Time for verification so the publishing rule works for Basic Auth by using Outlook Anywhere function and typing in address: owa.target.se that points to TMG.

It seems to work fine J

ActiveSync

 

This is almost the same as above, besides ActiveSync will use Basic as the Authentication method.

So the next to do is to publish the ActiveSync function, it will be done thru the same wizard.

Select the appropriate Exchange version and the function you want to publish, in this case it’s the ActiveSync function.

Just like the publishing rule above this is a single server publishing rule and it requires SSL.
And point out the internal site name like before, it should be the external site name (webmail.testlabs.se) and browse for the CAS server.
The public name should be the external site name (webmail.testlabs.se).
Then select the web listener that has been created earlier.
Basic is used as the authentication method.
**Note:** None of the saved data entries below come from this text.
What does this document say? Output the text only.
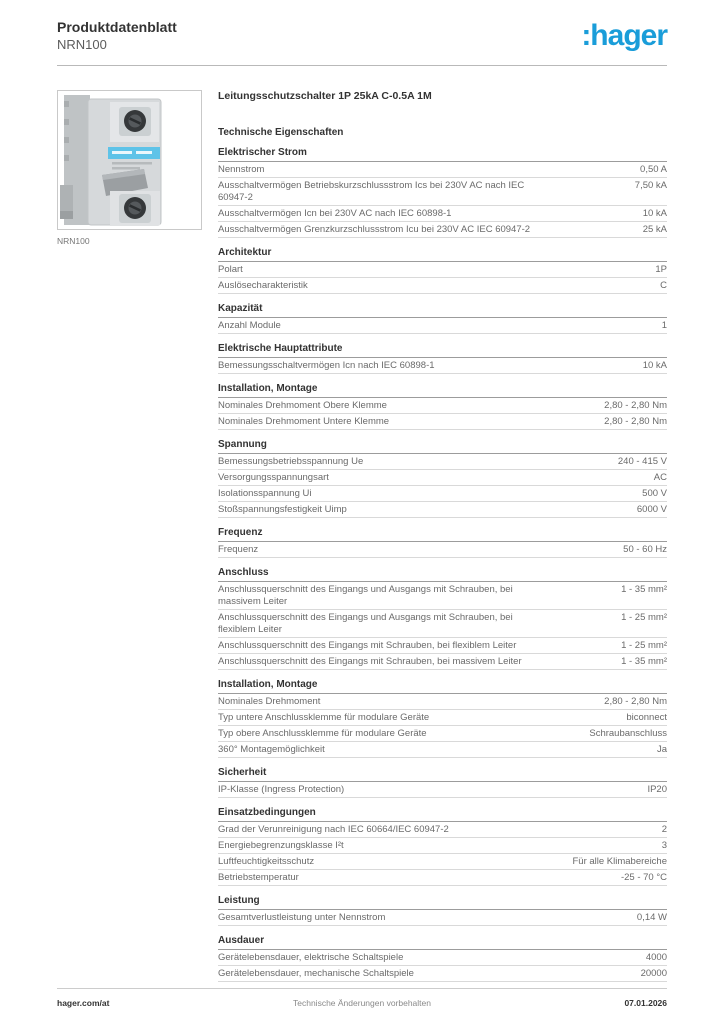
Produktdatenblatt
NRN100	:hager
NRN100
Leitungsschutzschalter 1P 25kA C-0.5A 1M
Technische Eigenschaften
Elektrischer Strom
Nennstrom	0,50 A
Ausschaltvermögen Betriebskurzschlussstrom Ics bei 230V AC nach IEC 60947-2
7,50 kA
Ausschaltvermögen Icn bei 230V AC nach IEC 60898-1	10 kA
Ausschaltvermögen Grenzkurzschlussstrom Icu bei 230V AC IEC 60947-2	25 kA
Architektur
Polart	1P
Auslösecharakteristik	C
Kapazität
Anzahl Module	1
Elektrische Hauptattribute
Bemessungsschaltvermögen Icn nach IEC 60898-1	10 kA
Installation, Montage
Nominales Drehmoment Obere Klemme	2,80 - 2,80 Nm
Nominales Drehmoment Untere Klemme	2,80 - 2,80 Nm
Spannung
Bemessungsbetriebsspannung Ue	240 - 415 V
Versorgungsspannungsart	AC
Isolationsspannung Ui	500 V
Stoßspannungsfestigkeit Uimp	6000 V
Frequenz
Frequenz	50 - 60 Hz
Anschluss
Anschlussquerschnitt des Eingangs und Ausgangs mit Schrauben, bei massivem Leiter
1 - 35 mm²
Anschlussquerschnitt des Eingangs und Ausgangs mit Schrauben, bei flexiblem Leiter
1 - 25 mm²
Anschlussquerschnitt des Eingangs mit Schrauben, bei flexiblem Leiter	1 - 25 mm²
Anschlussquerschnitt des Eingangs mit Schrauben, bei massivem Leiter	1 - 35 mm²
Installation, Montage
Nominales Drehmoment	2,80 - 2,80 Nm
Typ untere Anschlussklemme für modulare Geräte	biconnect
Typ obere Anschlussklemme für modulare Geräte	Schraubanschluss
360° Montagemöglichkeit	Ja
Sicherheit
IP-Klasse (Ingress Protection)	IP20
Einsatzbedingungen
Grad der Verunreinigung nach IEC 60664/IEC 60947-2	2
Energiebegrenzungsklasse I²t	3
Luftfeuchtigkeitsschutz	Für alle Klimabereiche
Betriebstemperatur	-25 - 70 °C
Leistung
Gesamtverlustleistung unter Nennstrom	0,14 W
Ausdauer
Gerätelebensdauer, elektrische Schaltspiele	4000
Gerätelebensdauer, mechanische Schaltspiele	20000
hager.com/at	Technische Änderungen vorbehalten	07.01.2026
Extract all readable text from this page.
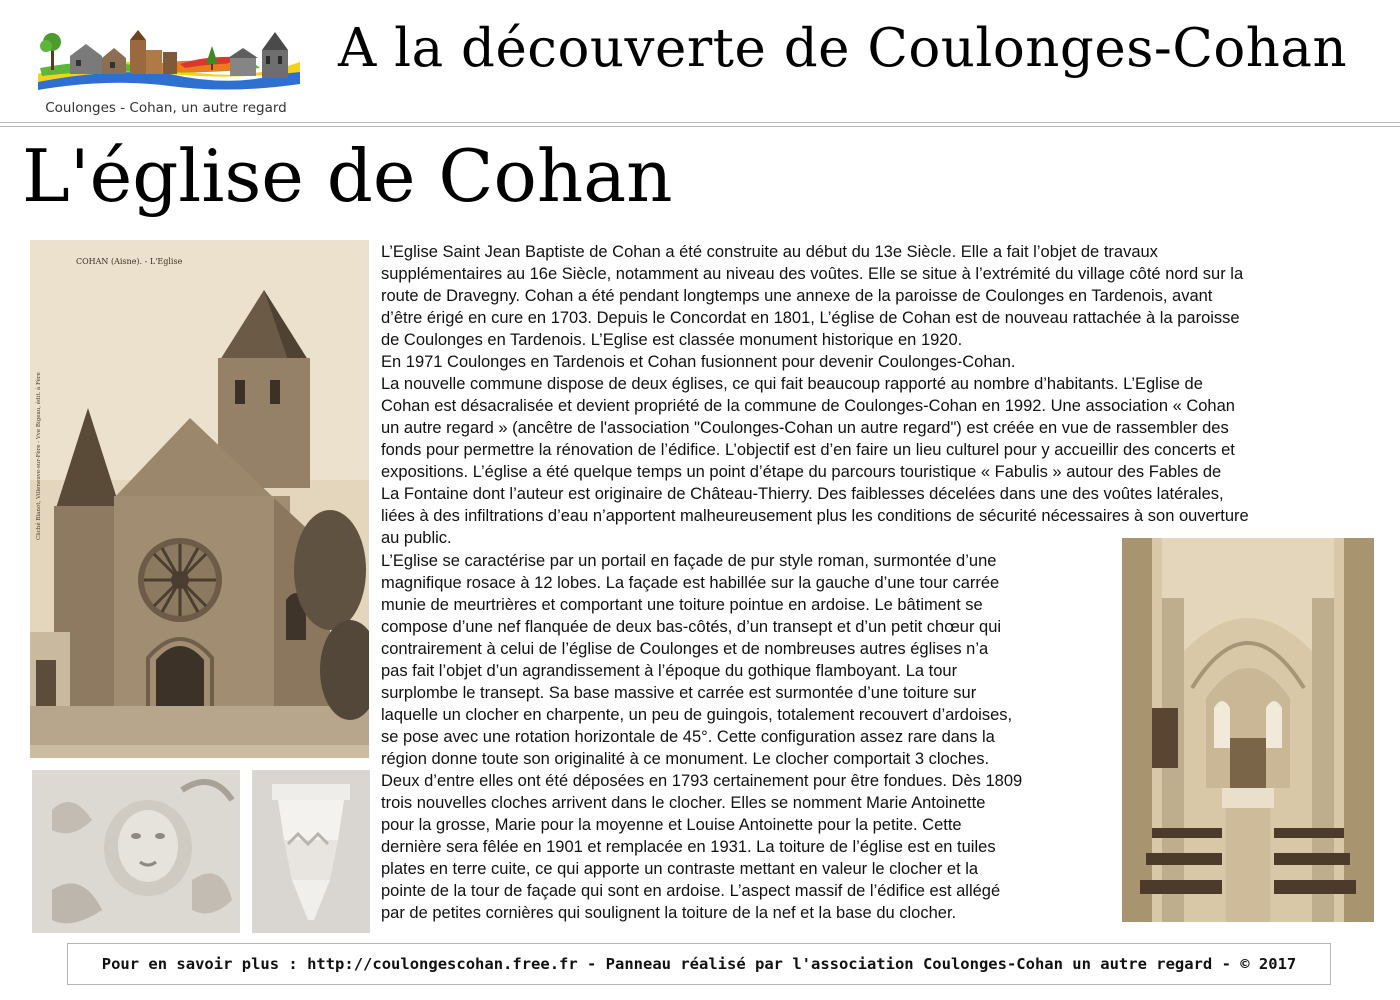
Coulonges - Cohan, un autre regard
A la découverte de Coulonges-Cohan
L'église de Cohan
COHAN (Aisne). - L'Eglise
Cliché Blanot, Villeneuve-sur-Fère - Vve Bigeau, édit. à Fère
L’Eglise Saint Jean Baptiste de Cohan a été construite au début du 13e Siècle. Elle a fait l’objet de travaux
supplémentaires au 16e Siècle, notamment au niveau des voûtes. Elle se situe à l’extrémité du village côté nord sur la
route de Dravegny. Cohan a été pendant longtemps une annexe de la paroisse de Coulonges en Tardenois, avant
d’être érigé en cure en 1703. Depuis le Concordat en 1801, L’église de Cohan est de nouveau rattachée à la paroisse
de Coulonges en Tardenois. L’Eglise est classée monument historique en 1920.
En 1971 Coulonges en Tardenois et Cohan fusionnent pour devenir Coulonges-Cohan.
La nouvelle commune dispose de deux églises, ce qui fait beaucoup rapporté au nombre d’habitants. L’Eglise de
Cohan est désacralisée et devient propriété de la commune de Coulonges-Cohan en 1992. Une association « Cohan
un autre regard » (ancêtre de l'association "Coulonges-Cohan un autre regard") est créée en vue de rassembler des
fonds pour permettre la rénovation de l’édifice. L’objectif est d’en faire un lieu culturel pour y accueillir des concerts et
expositions. L’église a été quelque temps un point d’étape du parcours touristique « Fabulis » autour des Fables de
La Fontaine dont l’auteur est originaire de Château-Thierry. Des faiblesses décelées dans une des voûtes latérales,
liées à des infiltrations d’eau n’apportent malheureusement plus les conditions de sécurité nécessaires à son ouverture
au public.
L’Eglise se caractérise par un portail en façade de pur style roman, surmontée d’une
magnifique rosace à 12 lobes. La façade est habillée sur la gauche d’une tour carrée
munie de meurtrières et comportant une toiture pointue en ardoise. Le bâtiment se
compose d’une nef flanquée de deux bas-côtés, d’un transept et d’un petit chœur qui
contrairement à celui de l’église de Coulonges et de nombreuses autres églises n’a
pas fait l’objet d’un agrandissement à l’époque du gothique flamboyant. La tour
surplombe le transept. Sa base massive et carrée est surmontée d’une toiture sur
laquelle un clocher en charpente, un peu de guingois, totalement recouvert d’ardoises,
se pose avec une rotation horizontale de 45°. Cette configuration assez rare dans la
région donne toute son originalité à ce monument. Le clocher comportait 3 cloches.
Deux d’entre elles ont été déposées en 1793 certainement pour être fondues. Dès 1809
trois nouvelles cloches arrivent dans le clocher. Elles se nomment Marie Antoinette
pour la grosse, Marie pour la moyenne et Louise Antoinette pour la petite. Cette
dernière sera fêlée en 1901 et remplacée en 1931. La toiture de l’église est en tuiles
plates en terre cuite, ce qui apporte un contraste mettant en valeur le clocher et la
pointe de la tour de façade qui sont en ardoise. L’aspect massif de l’édifice est allégé
par de petites cornières qui soulignent la toiture de la nef et la base du clocher.
Pour en savoir plus : http://coulongescohan.free.fr - Panneau réalisé par l'association Coulonges-Cohan un autre regard - © 2017
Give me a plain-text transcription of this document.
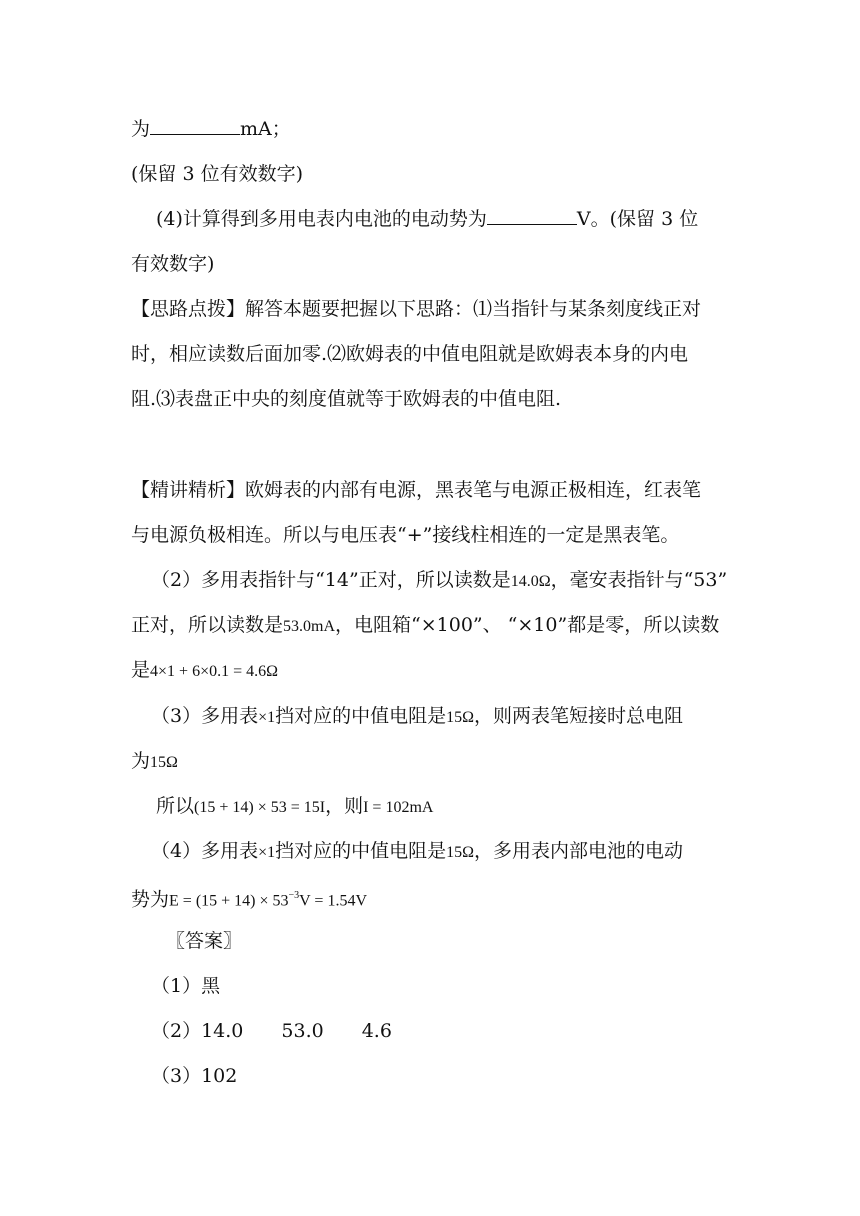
为	mA；
(保留 3 位有效数字)
(4)计算得到多用电表内电池的电动势为	V。(保留 3 位
有效数字)
【思路点拨】解答本题要把握以下思路：⑴当指针与某条刻度线正对
时，相应读数后面加零.⑵欧姆表的中值电阻就是欧姆表本身的内电
阻.⑶表盘正中央的刻度值就等于欧姆表的中值电阻.
【精讲精析】欧姆表的内部有电源，黑表笔与电源正极相连，红表笔
与电源负极相连。所以与电压表“+”接线柱相连的一定是黑表笔。
（2）多用表指针与“14”正对，所以读数是14.0Ω，毫安表指针与“53”
正对，所以读数是53.0mA，电阻箱“×100”、 “×10”都是零，所以读数
是4×1 + 6×0.1 = 4.6Ω
（3）多用表×1挡对应的中值电阻是15Ω，则两表笔短接时总电阻
为15Ω
所以(15 + 14) × 53 = 15I，则I = 102mA
（4）多用表×1挡对应的中值电阻是15Ω，多用表内部电池的电动
势为$E = (15 + 14) \times 53^{-3}V = 1.54V$
〖答案〗
（1）黑
（2）14.0　　53.0　　4.6
（3）102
Sometimes in testing purposes you need to turn of spoof detection, or else it will not work.
I have had that problem, if you need to turn it off, check this link

http://support.microsoft.com/kb/838114

Copy and paste from the link above;

Click Start, click Run, type regedit, and then click OK.
Locate and then click the following registry subkey:
HKEY_LOCAL_MACHINE/SYSTEM/CurrentControlSet/Services/FwEng/Parameters

If the Parameters subkey is not displayed, follow these steps to create this subkey:
Click the FwEng subkey.
On the Edit menu, point to New, and then click Key.
To name the key, type Parameters, and then press ENTER.
Right-click Parameters, point to New, and then click DWORD Value.
To name the value, type DisableSpoofDetection, and then press ENTER.
Right-click DisableSpoofDetection, and then click Modify.
In the Value data box, type 1, and then click OK.